Asda has revealed disappointing results for the first quarter, with profits below expectations.

In a recorded statement, Jay Fitzsimmons, Wal-Mart treasurer, said: “Operating profit in the quarter was below plan.”

It said the retailer had been hit by a slow down in high street spending and like-for-like sales had only increased by a low single digit percentage.

Total sales in the quarter had risen by a bit more, but were still at the "low end of the mid-single digit range," according to the company.

The news comes off the back of latest TNS data, which showed Asda to be losing market share, while Tesco and Sainsbury’s both increased.

Tesco moved from 29.5 per cent to 29.8 per cent, and Sainsbury’s jumped from 15.4 per cent to 15.8 per cent, however, Asda saw a fall from 16.9 per cent to 16.5 per cent.

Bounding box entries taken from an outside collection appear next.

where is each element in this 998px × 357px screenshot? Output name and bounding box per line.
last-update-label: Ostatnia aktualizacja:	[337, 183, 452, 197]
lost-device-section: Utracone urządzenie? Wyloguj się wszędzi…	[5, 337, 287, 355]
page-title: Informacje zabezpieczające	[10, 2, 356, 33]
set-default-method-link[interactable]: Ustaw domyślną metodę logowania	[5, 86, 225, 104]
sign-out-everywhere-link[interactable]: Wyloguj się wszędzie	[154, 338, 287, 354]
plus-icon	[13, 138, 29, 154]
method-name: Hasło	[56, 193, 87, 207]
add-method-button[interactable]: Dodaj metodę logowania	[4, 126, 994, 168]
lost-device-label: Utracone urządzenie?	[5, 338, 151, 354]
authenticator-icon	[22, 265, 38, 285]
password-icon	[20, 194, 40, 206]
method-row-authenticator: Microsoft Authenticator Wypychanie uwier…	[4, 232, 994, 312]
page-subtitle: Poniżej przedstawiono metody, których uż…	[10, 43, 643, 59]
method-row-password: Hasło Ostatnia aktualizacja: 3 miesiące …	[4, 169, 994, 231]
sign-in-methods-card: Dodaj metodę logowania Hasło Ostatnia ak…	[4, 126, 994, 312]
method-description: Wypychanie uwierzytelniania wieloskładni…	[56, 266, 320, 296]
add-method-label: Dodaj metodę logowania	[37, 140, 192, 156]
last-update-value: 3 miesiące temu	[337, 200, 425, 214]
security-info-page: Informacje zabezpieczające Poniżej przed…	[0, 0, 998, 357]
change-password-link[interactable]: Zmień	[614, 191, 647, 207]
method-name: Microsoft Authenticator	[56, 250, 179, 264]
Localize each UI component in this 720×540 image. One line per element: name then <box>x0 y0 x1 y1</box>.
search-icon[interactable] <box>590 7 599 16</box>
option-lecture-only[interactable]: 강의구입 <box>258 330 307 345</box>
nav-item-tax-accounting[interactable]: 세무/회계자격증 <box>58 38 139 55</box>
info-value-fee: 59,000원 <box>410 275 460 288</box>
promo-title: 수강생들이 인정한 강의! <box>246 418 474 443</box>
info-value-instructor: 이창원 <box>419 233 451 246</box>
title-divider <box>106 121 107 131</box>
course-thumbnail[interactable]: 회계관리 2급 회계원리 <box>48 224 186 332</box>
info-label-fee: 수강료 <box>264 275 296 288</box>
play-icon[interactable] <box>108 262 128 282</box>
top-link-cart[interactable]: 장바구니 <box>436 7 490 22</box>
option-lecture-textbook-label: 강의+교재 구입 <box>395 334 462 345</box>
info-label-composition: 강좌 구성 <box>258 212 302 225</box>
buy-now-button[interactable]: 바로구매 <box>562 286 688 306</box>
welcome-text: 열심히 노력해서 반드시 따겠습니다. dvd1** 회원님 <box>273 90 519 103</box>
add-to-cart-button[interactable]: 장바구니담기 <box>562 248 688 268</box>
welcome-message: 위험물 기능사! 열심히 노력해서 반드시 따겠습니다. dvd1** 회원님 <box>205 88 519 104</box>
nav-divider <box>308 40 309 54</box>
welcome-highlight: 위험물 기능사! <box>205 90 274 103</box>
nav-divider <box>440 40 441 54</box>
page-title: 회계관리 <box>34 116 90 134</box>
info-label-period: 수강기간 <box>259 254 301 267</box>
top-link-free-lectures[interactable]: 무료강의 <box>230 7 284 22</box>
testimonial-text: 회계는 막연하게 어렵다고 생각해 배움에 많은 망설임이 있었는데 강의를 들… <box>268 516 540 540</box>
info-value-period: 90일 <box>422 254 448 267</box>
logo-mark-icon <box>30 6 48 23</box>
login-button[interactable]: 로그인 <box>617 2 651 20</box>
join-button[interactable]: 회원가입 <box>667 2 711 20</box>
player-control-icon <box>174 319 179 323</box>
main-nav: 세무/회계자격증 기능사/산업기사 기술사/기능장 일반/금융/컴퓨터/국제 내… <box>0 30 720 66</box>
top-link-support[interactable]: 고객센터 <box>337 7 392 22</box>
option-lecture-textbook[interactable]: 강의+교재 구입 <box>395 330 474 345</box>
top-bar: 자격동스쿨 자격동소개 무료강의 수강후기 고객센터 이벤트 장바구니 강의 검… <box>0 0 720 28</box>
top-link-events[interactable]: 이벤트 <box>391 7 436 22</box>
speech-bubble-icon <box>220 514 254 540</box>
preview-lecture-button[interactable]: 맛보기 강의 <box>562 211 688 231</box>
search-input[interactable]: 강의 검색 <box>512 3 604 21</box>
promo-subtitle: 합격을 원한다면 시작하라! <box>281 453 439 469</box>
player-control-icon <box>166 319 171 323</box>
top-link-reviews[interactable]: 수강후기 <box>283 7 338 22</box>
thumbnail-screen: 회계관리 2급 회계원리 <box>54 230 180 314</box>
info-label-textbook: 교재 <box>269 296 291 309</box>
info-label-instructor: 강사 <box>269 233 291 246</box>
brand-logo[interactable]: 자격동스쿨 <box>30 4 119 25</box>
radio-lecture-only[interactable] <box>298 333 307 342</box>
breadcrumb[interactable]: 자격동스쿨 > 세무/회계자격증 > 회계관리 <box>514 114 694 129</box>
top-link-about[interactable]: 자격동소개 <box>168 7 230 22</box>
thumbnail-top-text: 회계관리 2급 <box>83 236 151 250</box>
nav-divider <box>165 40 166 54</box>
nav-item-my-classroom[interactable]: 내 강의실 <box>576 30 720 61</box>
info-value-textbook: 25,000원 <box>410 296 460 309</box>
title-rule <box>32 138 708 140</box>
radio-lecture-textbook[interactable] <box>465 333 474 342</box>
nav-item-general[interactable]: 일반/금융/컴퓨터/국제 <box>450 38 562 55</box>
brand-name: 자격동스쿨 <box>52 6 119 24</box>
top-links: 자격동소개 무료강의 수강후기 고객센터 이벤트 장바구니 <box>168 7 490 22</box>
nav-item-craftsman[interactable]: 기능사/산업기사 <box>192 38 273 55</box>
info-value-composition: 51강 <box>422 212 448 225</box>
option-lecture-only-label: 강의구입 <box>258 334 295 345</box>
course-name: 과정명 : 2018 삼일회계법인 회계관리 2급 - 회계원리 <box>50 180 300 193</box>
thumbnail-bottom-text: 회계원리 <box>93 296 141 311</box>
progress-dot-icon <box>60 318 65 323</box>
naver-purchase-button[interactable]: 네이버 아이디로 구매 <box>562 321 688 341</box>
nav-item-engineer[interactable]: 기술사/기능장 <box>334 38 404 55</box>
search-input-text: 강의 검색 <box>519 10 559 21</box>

Meanwhile, parent company Wal-Mart is finding competition tough and has warned it will struggle to meet its own profit targets in spring.

It said high energy prices were holding back consumer spending.

In the meantime, the retailer is now considering plans to enter the $180 billion Indian retail market.

“If I have an opportunity to bring stores into the market, we will get better knowledge and close cooperation with our suppliers ... and can even accelerate the growth of our exports," said John Menzer, chief executive of Wal-Mart International after a meeting with Prime Minister Manmohan Singh, the BBC reported.

The news comes soon after the Indian government announced plans to liberalise its domestic retail market which currently requires foreign investors to enter via franchise operations.

Several other Western retailers are also queuing up to enter the market if and when it is opened up.